COMMUNICATIONS & Policy

Cropped image from a black and white photograph showing women reading newspapers in the newspaper section of Emily McPherson College Library, Russell Street, circa 1960s. Image credit: Museums Victoria/Unsplash
Image credit: Museums Victoria/Unsplash
  • “Just over a third of UK adults say they completely trust AI to produce accurate summaries of information. This rises to almost half of under 35s. That misplaced confidence raises the stakes when assistants are getting the basics wrong. These shortcomings also carry broader consequences: 42% of adults say they would trust an original news source less if an AI news summary contained errors, and audiences hold both AI providers and news brands responsible when they encounter errors.” A report sponsored by the BBC finds that the current crop of popular LLM chatbots frequently get answers about items in the news wrong, suggesting that uncritical trust in their output may be problematic.
  • “Neither selective funding and publication nor burying internal research will reliably prevent independent researchers from gathering data regarding an industry’s impacts. If compelling enough, such findings may lead to financially damaging policy. Companies need some other way to prevent this, and one powerful mechanism involves limiting the ability of independent researchers to gather such evidence.” In a preprint available from arXiv, Bak-Coleman and colleagues argue that scholarly investigations in technology research need to be insulated from the influence of the industries developing them.
  • “Wójcik’s script identified 40 references missing DOIs in the urban planning book, Urban Morphology and Sustainable Smart Cities. We looked into the book ourselves by checking the first 32 citations and were unable to verify 11 of them. Four of these cite documents from the Indian government that have since been taken offline. We contacted the listed authors of the remaining seven works, four of whom responded and confirmed they did not write them or there were substantial errors in the citation.” Retraction Watch reports on an enterprising doctoral student who wrote a program to check recently published textbooks for citation problems – particularly those that might be due to the use of LLM applications in the research and writing processes.
  • “Fictitious personas are just one example of identity fraud.

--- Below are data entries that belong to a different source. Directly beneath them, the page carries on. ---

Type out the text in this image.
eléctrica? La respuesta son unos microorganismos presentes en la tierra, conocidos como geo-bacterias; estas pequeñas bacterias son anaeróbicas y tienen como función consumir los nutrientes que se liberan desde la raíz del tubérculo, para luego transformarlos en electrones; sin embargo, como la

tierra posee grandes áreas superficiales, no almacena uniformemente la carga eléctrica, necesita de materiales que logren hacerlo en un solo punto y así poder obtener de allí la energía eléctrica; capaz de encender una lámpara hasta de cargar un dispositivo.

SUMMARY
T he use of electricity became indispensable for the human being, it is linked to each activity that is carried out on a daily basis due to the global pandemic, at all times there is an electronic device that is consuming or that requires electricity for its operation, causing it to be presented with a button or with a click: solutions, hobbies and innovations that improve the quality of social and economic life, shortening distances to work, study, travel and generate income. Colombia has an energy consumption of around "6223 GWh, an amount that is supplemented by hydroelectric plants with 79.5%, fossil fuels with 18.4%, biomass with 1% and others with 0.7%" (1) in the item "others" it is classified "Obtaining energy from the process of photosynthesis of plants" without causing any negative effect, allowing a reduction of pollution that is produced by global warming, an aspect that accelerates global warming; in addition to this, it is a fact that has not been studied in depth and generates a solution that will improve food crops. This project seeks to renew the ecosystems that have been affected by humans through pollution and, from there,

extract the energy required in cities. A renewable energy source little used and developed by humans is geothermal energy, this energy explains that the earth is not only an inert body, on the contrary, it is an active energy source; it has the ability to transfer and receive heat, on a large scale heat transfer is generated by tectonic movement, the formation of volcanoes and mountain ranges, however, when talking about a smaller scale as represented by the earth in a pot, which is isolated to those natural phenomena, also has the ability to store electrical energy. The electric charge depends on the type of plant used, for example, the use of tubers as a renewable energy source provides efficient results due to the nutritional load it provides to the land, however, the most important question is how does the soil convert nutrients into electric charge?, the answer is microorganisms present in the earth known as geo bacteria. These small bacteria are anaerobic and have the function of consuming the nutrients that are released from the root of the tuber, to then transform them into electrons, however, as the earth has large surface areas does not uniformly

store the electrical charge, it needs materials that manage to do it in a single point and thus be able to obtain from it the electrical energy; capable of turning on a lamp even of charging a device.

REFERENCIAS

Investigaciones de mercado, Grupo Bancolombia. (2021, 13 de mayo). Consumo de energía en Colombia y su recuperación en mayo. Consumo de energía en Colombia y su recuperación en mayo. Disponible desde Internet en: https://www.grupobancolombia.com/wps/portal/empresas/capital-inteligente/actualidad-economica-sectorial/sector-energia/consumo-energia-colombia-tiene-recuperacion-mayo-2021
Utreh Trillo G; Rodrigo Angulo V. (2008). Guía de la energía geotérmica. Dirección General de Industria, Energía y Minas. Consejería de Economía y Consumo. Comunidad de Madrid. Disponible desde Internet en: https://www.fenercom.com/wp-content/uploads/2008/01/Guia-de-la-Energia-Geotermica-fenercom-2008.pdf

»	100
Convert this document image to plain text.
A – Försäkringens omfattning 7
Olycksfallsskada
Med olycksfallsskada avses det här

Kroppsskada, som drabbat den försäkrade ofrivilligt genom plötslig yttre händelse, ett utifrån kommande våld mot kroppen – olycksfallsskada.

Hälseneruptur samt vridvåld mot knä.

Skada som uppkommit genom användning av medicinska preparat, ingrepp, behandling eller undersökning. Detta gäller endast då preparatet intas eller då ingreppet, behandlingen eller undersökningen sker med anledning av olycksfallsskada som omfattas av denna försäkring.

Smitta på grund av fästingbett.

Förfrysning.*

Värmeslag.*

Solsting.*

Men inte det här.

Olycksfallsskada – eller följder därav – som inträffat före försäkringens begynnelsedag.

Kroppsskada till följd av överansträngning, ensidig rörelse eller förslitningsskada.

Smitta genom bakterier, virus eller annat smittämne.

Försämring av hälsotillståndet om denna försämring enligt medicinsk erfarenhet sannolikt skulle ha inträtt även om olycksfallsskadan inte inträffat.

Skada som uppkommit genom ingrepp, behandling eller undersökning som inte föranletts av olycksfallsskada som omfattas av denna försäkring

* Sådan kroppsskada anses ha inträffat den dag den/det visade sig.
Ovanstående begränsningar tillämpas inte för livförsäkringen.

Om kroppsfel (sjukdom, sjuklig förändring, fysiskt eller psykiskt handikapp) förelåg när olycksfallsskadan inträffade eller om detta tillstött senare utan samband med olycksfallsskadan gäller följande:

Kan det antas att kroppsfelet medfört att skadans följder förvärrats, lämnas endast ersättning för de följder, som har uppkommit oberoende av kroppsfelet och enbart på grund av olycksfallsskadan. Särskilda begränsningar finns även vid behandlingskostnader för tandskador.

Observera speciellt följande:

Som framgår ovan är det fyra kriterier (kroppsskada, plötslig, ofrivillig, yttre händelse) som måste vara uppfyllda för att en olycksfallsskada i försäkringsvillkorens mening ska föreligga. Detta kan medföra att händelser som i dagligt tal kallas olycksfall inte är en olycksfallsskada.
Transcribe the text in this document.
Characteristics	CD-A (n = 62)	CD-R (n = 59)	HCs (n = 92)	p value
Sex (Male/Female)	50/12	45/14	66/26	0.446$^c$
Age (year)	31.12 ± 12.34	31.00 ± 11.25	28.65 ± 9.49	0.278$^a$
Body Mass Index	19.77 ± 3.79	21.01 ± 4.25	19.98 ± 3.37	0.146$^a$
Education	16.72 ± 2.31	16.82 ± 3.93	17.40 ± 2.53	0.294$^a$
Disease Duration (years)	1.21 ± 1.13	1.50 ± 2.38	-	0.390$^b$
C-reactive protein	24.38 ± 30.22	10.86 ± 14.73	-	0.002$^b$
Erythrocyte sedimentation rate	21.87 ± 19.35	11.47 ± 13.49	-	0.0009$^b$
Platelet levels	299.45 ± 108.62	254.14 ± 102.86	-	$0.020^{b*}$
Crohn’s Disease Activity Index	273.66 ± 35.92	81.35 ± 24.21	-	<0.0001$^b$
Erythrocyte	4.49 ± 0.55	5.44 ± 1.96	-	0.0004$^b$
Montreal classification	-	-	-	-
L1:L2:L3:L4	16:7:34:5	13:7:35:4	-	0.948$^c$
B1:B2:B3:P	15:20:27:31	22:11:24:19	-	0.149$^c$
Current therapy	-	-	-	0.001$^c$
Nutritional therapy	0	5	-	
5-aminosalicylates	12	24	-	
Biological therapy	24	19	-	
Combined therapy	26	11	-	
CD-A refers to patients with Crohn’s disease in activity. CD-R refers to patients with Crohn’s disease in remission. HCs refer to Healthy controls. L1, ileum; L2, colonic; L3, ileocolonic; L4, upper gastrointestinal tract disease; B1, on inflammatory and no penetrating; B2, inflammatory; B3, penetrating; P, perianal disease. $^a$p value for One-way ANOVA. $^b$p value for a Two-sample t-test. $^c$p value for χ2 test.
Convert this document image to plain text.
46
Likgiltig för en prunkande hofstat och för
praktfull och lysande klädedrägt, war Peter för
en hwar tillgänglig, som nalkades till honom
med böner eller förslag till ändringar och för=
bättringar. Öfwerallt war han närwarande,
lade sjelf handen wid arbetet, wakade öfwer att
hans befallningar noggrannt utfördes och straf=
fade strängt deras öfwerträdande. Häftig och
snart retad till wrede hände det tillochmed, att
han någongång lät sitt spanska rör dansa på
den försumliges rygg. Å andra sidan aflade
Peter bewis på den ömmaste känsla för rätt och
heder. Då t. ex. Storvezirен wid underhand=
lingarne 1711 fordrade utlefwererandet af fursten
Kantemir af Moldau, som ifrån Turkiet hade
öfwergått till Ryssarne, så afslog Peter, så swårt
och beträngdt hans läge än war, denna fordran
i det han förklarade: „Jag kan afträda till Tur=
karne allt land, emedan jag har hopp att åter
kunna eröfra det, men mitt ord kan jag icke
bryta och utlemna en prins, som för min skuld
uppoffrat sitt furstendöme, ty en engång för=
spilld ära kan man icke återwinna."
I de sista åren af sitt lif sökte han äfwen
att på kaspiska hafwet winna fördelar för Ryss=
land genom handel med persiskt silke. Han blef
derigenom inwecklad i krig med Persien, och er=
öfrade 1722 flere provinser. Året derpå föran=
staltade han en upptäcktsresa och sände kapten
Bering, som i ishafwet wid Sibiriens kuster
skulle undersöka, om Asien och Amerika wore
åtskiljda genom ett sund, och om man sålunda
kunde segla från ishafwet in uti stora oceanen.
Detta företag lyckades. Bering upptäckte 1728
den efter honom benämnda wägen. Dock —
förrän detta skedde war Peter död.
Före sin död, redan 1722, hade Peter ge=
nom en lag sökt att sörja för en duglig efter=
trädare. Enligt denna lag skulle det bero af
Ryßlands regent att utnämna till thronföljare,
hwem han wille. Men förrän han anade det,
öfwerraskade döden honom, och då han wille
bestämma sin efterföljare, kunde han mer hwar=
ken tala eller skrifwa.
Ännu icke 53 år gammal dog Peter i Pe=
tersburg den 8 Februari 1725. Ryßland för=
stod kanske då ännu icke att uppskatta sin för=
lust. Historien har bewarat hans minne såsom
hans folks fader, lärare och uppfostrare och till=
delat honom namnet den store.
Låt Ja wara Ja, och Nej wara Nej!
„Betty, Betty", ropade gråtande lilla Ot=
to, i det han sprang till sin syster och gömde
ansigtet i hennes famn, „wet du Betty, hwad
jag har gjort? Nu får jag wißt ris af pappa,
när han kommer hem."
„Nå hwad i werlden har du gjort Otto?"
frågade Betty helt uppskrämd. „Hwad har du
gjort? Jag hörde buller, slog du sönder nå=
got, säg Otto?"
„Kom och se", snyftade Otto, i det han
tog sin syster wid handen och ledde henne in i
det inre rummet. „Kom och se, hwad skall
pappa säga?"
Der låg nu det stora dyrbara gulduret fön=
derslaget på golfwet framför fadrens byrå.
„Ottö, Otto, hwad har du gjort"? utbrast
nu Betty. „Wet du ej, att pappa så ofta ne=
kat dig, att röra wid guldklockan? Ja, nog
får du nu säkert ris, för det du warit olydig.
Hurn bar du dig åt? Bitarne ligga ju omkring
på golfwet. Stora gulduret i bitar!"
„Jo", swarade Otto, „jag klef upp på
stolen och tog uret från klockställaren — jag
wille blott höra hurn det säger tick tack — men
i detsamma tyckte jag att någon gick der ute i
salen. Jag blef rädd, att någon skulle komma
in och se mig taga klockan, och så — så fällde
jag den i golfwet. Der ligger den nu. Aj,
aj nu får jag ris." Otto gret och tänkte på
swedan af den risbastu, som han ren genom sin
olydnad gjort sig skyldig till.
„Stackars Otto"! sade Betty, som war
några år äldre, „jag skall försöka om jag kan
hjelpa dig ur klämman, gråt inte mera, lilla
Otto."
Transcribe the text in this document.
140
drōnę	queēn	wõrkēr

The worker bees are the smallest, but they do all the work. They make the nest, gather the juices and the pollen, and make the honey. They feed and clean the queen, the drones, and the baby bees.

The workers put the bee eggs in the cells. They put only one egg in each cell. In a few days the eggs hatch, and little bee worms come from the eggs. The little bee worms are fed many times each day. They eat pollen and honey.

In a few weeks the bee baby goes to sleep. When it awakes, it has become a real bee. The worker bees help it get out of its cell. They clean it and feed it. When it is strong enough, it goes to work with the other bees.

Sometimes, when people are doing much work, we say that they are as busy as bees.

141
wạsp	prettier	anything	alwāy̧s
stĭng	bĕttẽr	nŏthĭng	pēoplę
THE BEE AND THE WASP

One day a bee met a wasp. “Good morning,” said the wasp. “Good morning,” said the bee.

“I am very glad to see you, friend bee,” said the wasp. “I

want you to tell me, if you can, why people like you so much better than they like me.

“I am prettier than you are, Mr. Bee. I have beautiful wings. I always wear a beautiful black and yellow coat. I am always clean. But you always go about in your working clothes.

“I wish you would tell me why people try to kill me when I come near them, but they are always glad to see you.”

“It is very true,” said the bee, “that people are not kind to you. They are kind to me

Individuals and paper mills can also impersonate real scientists, posing as authors, reviewers or guest editors to slip poor-quality or fabricated work into journals…. In work published earlier this year, software engineer Diomidis Spinellis at the Athens University of Economics and Business uncovered 48 articles in one journal that he suspected were generated by artificial intelligence (AI). One of them listed him as an author without his knowledge.” In a news feature for Nature, Miryam Naddaf explores the rise of countermeasures for publishers to employ against paper mills and other scientific fakery.